Recombinant Mouse Resistin Protein, CF

Resistin (resistance-to-insulin), also known as adipocyte-specific secretory factor (ADSF) and found in inflammatory zone 3 (FIZZ3), is a 10 kDa member of a small family of secreted cysteine-rich peptide hormones. These molecules purportedly play some role in inflammation, glucose metabolism, and angiogenesis (1, 2, 3, 4). Mouse Resistin precursor is 114 amino acids (aa) in length. It contains a 20 aa signal sequence plus a 94 aa mature region. The mature region shows an N-terminal alpha-helical tail (aa 27 - 48) and a C-terminal beta-sheet globular head (aa 51 - 112) (5, 6). The Resistin molecule circulates as either a noncovalent trimer (minor form), or a disulfide-linked homohexamer (major form).

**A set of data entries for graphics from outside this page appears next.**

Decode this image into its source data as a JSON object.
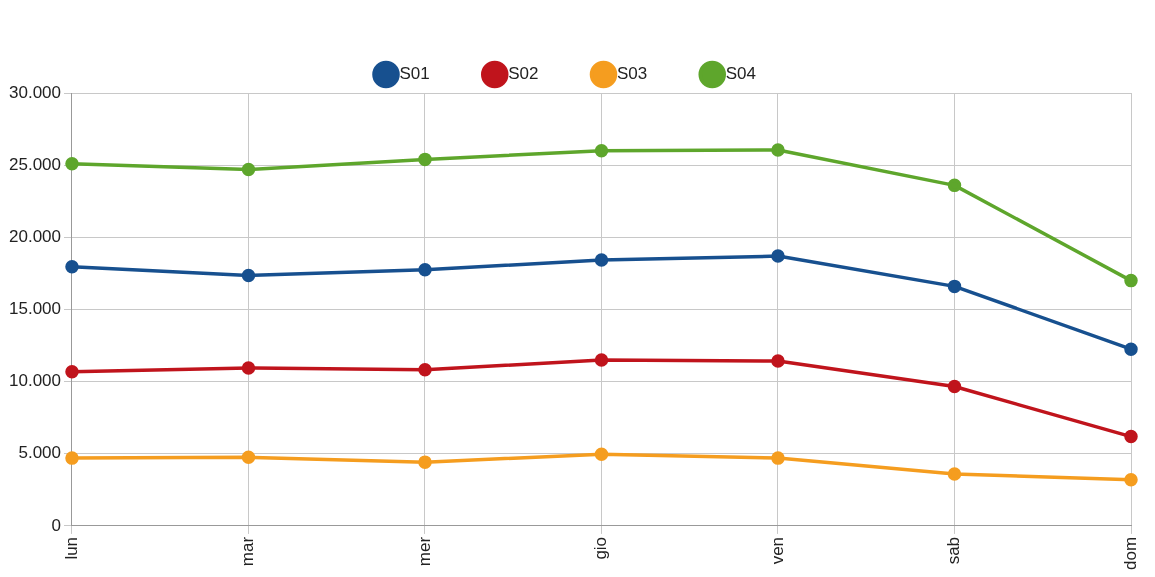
{
  "chart_data": {
    "type": "line",
    "categories": [
      "lun",
      "mar",
      "mer",
      "gio",
      "ven",
      "sab",
      "dom"
    ],
    "series": [
      {
        "name": "S01",
        "color": "#17508f",
        "values": [
          17960,
          17350,
          17750,
          18430,
          18700,
          16600,
          12250
        ]
      },
      {
        "name": "S02",
        "color": "#c0141c",
        "values": [
          10680,
          10950,
          10820,
          11500,
          11430,
          9660,
          6190
        ]
      },
      {
        "name": "S03",
        "color": "#f59d1f",
        "values": [
          4700,
          4760,
          4420,
          4970,
          4700,
          3600,
          3200
        ]
      },
      {
        "name": "S04",
        "color": "#5ea62c",
        "values": [
          25100,
          24700,
          25400,
          26000,
          26050,
          23600,
          17000
        ]
      }
    ],
    "ylim": [
      0,
      30000
    ],
    "yticks": [
      0,
      {
        "value": 5000,
        "label": "5.000"
      },
      {
        "value": 10000,
        "label": "10.000"
      },
      {
        "value": 15000,
        "label": "15.000"
      },
      {
        "value": 20000,
        "label": "20.000"
      },
      {
        "value": 25000,
        "label": "25.000"
      },
      {
        "value": 30000,
        "label": "30.000"
      }
    ],
    "grid": true,
    "legend": "top",
    "marker": "circle"
  }
}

Noncovalent trimers are generated when the alpha-helical segments self-associate to form a three-stranded coiled-coil structure. Covalent hexamers subsequently appear when the free Cys at position #26 is engaged by adjacent trimers. It is hypothesized that the hexamer is a less active form of the molecule, and bioactivity is achieved at the target site by disulfide bond reduction (5). Although Resistin family molecules can noncovalently interact to form heterotrimers in vitro, there is no evidence to suggest this occurs in vivo with Resistin (7, 8). Mature mouse Resistin shares 72% and 56% aa identity with rat and human Resistin, respectively. Rat Resistin possesses an alternate start site at Met48; this Met is not found in the mouse molecule, however (9). Rodent Resistin is expressed by white adipocytes, splenocytes, astrocytes, and anterior pituitary epithelium (6, 10, 11). Although the function of Resistin is unclear, it would seem to block insulin-stimulated uptake of glucose by adipocytes, and promote glucose release by hepatocytes (6, 12, 13). As such, it has been proposed to participate in diet-induced insulin-sensitivity. Diets high in fat promote an increase in overall adipocyte size. Hypertrophic adipocytes are known to secrete TNF-alpha, which acts locally to block ACRP30 production. Since ACRP30 is an insulin-sensitizer, a drop in ACRP30 availability leads to insulin-insensitivity, which drives increased insulin production (a compensatory mechanism). High insulin induces Resistin secretion, which now antagonizes insulin action, prompting more insulin production, and more Resistin secretion (14).